From a career-enhancing perspective, social media can facilitate networking and information gathering.

“If you’re a med student or a nurse, it is a great way to connect with people whose names you may have only seen in textbooks.”

Secure networking sites for health care professionals are another emerging tool. “In Canada, there is something called The Rounds. Globally, one of the biggest is called Sermo. It allows doctors to be anonymous.”

Add to that the fact that social media can be an efficient way for busy health care professionals to stay up to date both on research and other news. Rich knows of at least one prominent Canadian doctor with a strong online presence who “gets all his peer-reviewed information through Twitter rather than waiting for the journals to come through on his desk.”

It is important, of course, to take precautions. “Social media is the last place you want to be talking about an individual patient,” Rich says.

In spite of the potential benefits, a 2013 CMA survey found that less than 10% of Canadian physicians were using Twitter for either professional or professional and personal purposes. (McGill’s Dean of Medicine, @VPDeanEidelman, on Twitter since 2015, is part of this vanguard.) The obstacles to using tools such as Twitter and LinkedIn? “Time and a lack of perceived value,” says Rich, who finds, though, that those who do use social media effectively fit it into their workflow in such a way as to actually save them time.

A word of warning from Rich: Although examples abound of nurses using social media successfully, it can be slightly thornier for them to navigate, perhaps because they are subject to different regulatory frameworks. “There is a Saskatchewan nurse who was disciplined,” he says, referring to the recent case of a nurse accused of professional misconduct after commenting on social media about her grandfather’s end-of-life care.

Who makes best use of the form? “Emergency medicine residents are probably the leaders.

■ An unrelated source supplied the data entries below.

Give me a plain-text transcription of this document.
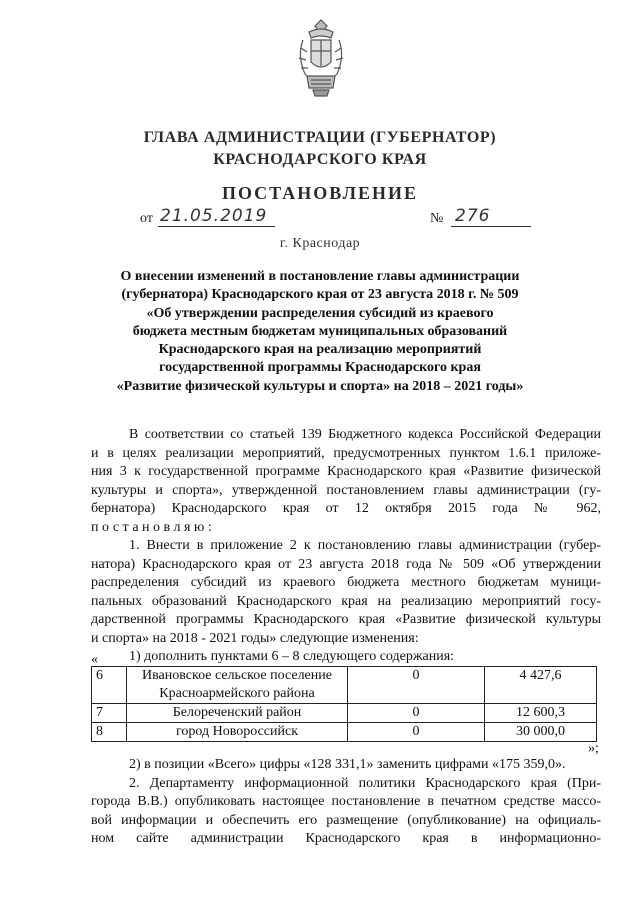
ГЛАВА АДМИНИСТРАЦИИ (ГУБЕРНАТОР)
КРАСНОДАРСКОГО КРАЯ
ПОСТАНОВЛЕНИЕ
от 21.05.2019	№ 276
г. Краснодар
О внесении изменений в постановление главы администрации
(губернатора) Краснодарского края от 23 августа 2018 г. № 509
«Об утверждении распределения субсидий из краевого
бюджета местным бюджетам муниципальных образований
Краснодарского края на реализацию мероприятий
государственной программы Краснодарского края
«Развитие физической культуры и спорта» на 2018 – 2021 годы»
В соответствии со статьей 139 Бюджетного кодекса Российской Федерации
и в целях реализации мероприятий, предусмотренных пунктом 1.6.1 приложе-
ния 3 к государственной программе Краснодарского края «Развитие физической
культуры и спорта», утвержденной постановлением главы администрации (гу-
бернатора) Краснодарского края от 12 октября 2015 года № 962,
постановляю:
1. Внести в приложение 2 к постановлению главы администрации (губер-
натора) Краснодарского края от 23 августа 2018 года № 509 «Об утверждении
распределения субсидий из краевого бюджета местного бюджетам муници-
пальных образований Краснодарского края на реализацию мероприятий госу-
дарственной программы Краснодарского края «Развитие физической культуры
и спорта» на 2018 - 2021 годы» следующие изменения:
1) дополнить пунктами 6 – 8 следующего содержания:
«
6	Ивановское сельское поселение
Красноармейского района	0	4 427,6
7	Белореченский район	0	12 600,3
8	город Новороссийск	0	30 000,0
»;
2) в позиции «Всего» цифры «128 331,1» заменить цифрами «175 359,0».
2. Департаменту информационной политики Краснодарского края (При-
города В.В.) опубликовать настоящее постановление в печатном средстве массо-
вой информации и обеспечить его размещение (опубликование) на официаль-
ном сайте администрации Краснодарского края в информационно-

Urologists, for some reason, are incredibly social media savvy. Same with nephrologists.”

Nationally, there are also certain institutions that have caught Rich’s attention, notably Michael Garron Hospital (formerly Toronto East General Hospital). “They’ve put social media policies into place and even taught frontline admin how to use it.”

Because there is a “how to use it.”

A Facebook profile for personal, Twitter for information gathering and networking, YouTube for promoting public health, these are some of the lessons that health sciences students should be learning, according to Rich. “It’s just another facet of professionalism.”

Pros and cons aside, Rich’s number-one social media tip for all health care professionals, especially new graduates seeing employment, is to Google yourself every few months to monitor your digital footprint. It may surprise you, for example, to discover that there is someone else with your name working in your field—and unwittingly influencing your reputation.

Then, if you’d like to go further, he recommends lurking, especially on Twitter. “You don’t have to jump into the conversation,” he says. “Just dip your toe in.”

Beyond that, he recommends using the same professional demeanour you would in any face-to-face interactions.

“Social media is a valid academic and research tool,” he concludes.

The challenge is putting it to good effect.